Restart HTCondor in each node (For Ubuntu sudo service condor restart
) and check if the nodes are avalaible:
condor_status -const '!isUndefined(DedicatedScheduler)' \
-format "%s\t" Machine -format "%s\n" DedicatedScheduler
Lets test a "hello world" program creating a file called: hello.c
#include <stdio.h>
#include <unistd.h>
#include <mpi.h>
int main(int argc, char** argv) {
int myrank, nprocs;
char hostname[256];
MPI_Init(&argc, &argv);
MPI_Comm_size(MPI_COMM_WORLD, &nprocs);
MPI_Comm_rank(MPI_COMM_WORLD, &myrank);
gethostname(hostname,255);
printf("Hello from processor %d of %d on host %s\n", myrank, nprocs,hostname);
MPI_Finalize();
return 0;
}
Compile it mpicc hello.c -o hello.mpi
and then create a submitfile
:
######################################
## Example submit description file
## for Open MPI
## condor_submit submitfile
######################################
universe = parallel
executable = /usr/share/doc/condor/etc/examples/openmpiscript
arguments = hello.mpi
machine_count = 2
# request_cpus = 8
should_transfer_files = yes
when_to_transfer_output = on_exit
log = logs.log
output = logs.out.$(NODE)
error = logs.err.$(NODE)
transfer_input_files = hello.mpi
queue
Submit to HTCondor condor_submit submitfile
and wait condor_q
Download the source code of a numerical integration usin mpi that demonstrates the use of MPI_Init,MPI_Comm_rank,MPI_Comm_size,MPI_Reduce and MPI_Finalize in your cluster. Compile and run it.
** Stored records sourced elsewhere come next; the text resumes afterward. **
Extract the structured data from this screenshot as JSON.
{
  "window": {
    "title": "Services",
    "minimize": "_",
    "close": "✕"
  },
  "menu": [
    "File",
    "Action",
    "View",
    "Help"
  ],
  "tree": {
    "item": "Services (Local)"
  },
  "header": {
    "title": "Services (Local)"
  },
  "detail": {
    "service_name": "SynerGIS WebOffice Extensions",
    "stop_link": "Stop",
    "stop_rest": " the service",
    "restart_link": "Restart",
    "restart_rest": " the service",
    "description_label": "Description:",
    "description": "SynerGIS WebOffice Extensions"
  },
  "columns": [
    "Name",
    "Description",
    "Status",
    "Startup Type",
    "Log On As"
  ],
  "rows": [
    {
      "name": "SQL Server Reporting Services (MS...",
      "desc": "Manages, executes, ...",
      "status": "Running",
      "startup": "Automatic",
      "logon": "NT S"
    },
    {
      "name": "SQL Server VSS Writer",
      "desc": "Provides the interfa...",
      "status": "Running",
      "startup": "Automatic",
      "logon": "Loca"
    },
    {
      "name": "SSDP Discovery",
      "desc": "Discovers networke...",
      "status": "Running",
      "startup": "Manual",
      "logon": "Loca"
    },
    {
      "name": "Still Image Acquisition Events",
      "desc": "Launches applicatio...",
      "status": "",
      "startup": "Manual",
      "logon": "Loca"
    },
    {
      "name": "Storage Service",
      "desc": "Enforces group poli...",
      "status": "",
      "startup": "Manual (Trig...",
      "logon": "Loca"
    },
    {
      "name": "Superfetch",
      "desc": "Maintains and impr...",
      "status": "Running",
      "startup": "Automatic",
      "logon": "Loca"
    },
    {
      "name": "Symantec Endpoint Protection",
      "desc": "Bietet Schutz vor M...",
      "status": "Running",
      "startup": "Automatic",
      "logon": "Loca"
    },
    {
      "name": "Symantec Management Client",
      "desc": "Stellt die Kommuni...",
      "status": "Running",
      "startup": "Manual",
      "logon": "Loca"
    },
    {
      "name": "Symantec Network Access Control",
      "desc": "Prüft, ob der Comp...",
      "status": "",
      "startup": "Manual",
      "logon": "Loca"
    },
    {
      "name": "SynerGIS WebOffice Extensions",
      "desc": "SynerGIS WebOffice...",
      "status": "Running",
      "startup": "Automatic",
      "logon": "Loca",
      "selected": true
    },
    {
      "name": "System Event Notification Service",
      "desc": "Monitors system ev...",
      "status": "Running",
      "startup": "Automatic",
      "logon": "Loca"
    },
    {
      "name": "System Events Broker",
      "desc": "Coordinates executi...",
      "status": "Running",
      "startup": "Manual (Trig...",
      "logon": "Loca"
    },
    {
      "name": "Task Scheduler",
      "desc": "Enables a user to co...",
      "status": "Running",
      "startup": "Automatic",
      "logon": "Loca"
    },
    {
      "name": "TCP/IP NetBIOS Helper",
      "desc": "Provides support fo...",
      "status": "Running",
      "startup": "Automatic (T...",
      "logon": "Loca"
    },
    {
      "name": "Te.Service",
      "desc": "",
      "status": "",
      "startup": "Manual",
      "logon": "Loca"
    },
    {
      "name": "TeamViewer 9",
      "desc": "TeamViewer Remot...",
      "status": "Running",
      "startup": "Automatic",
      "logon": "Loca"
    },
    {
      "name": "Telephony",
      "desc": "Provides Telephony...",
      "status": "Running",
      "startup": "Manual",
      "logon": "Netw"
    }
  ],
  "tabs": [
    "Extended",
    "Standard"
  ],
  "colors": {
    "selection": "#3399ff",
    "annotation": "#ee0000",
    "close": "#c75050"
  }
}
$ wget https://raw.githubusercontent.com/Lascilab/htcondor-pararell/master/ejemplo/integracion/integracion.c
$ wget https://raw.githubusercontent.com/Lascilab/htcondor-pararell/master/ejemplo/integracion/submitfile
$ condor_submit submitfile
Lets say that you need to source an environment file or execute mpi in a NFS folder, for that case you would need to modify a little openmpiscript
(copy to your folder, make the adjustments and modify the submitfile), check the Openfoam example.
Notice that the line 172 added -wdir
option that tells mpi to execute in that directory.
mpirun -v -wdir /vagrant/ejemplo/openfoam/damBreak \
--prefix $MPDIR --mca $mca_ssh_agent $CONDOR_SSH \
-n $_CONDOR_NPROCS -hostfile machines $EXECUTABLE $@ &
Also notice thath condor_ssh
file, in the last line (150) does source /etc/profile
and set many environment variables for the execution.
I have tried unsuccessfully to set USE_NFS = true in the condor configuration file and initialDir = /nfs/folder in the submit file to accomplish the above objectice, unfortunelly none of that options has worked for me. Also, if you want to execute a few environment variables without modifying the openmpiscript, you can set environment = "PATH=/usr/bin:/bin:/usr/sbin:/sbin" in the submitfile or even use "getenv = true".
Use vagrant for a quick test, install vagrant and execute vagrant up
. In a few minutes you will have three virtual machines up and running: a controller and two nodes. Execute vagrant ssh controller
to get into the controller and submit every example located in "/vagrant". Remember that the controller machine is only used to submit jobs, so if you want to compile each example enter into the other nodes (vagrant ssh server1
or vagrant ssh server2
).
Your cluster nodes might have this entries in HTCondor config TRUST_UID_DOMAIN = FALSE
and STARTER_ALLOW_RUNAS_OWNER = FALSE
, that means that every Job must be run as the user 'nobody'. But there is a problem because that user doen't have an home dir where openmpiscript can chdir. Please, change it to true (or share with us your solution :D).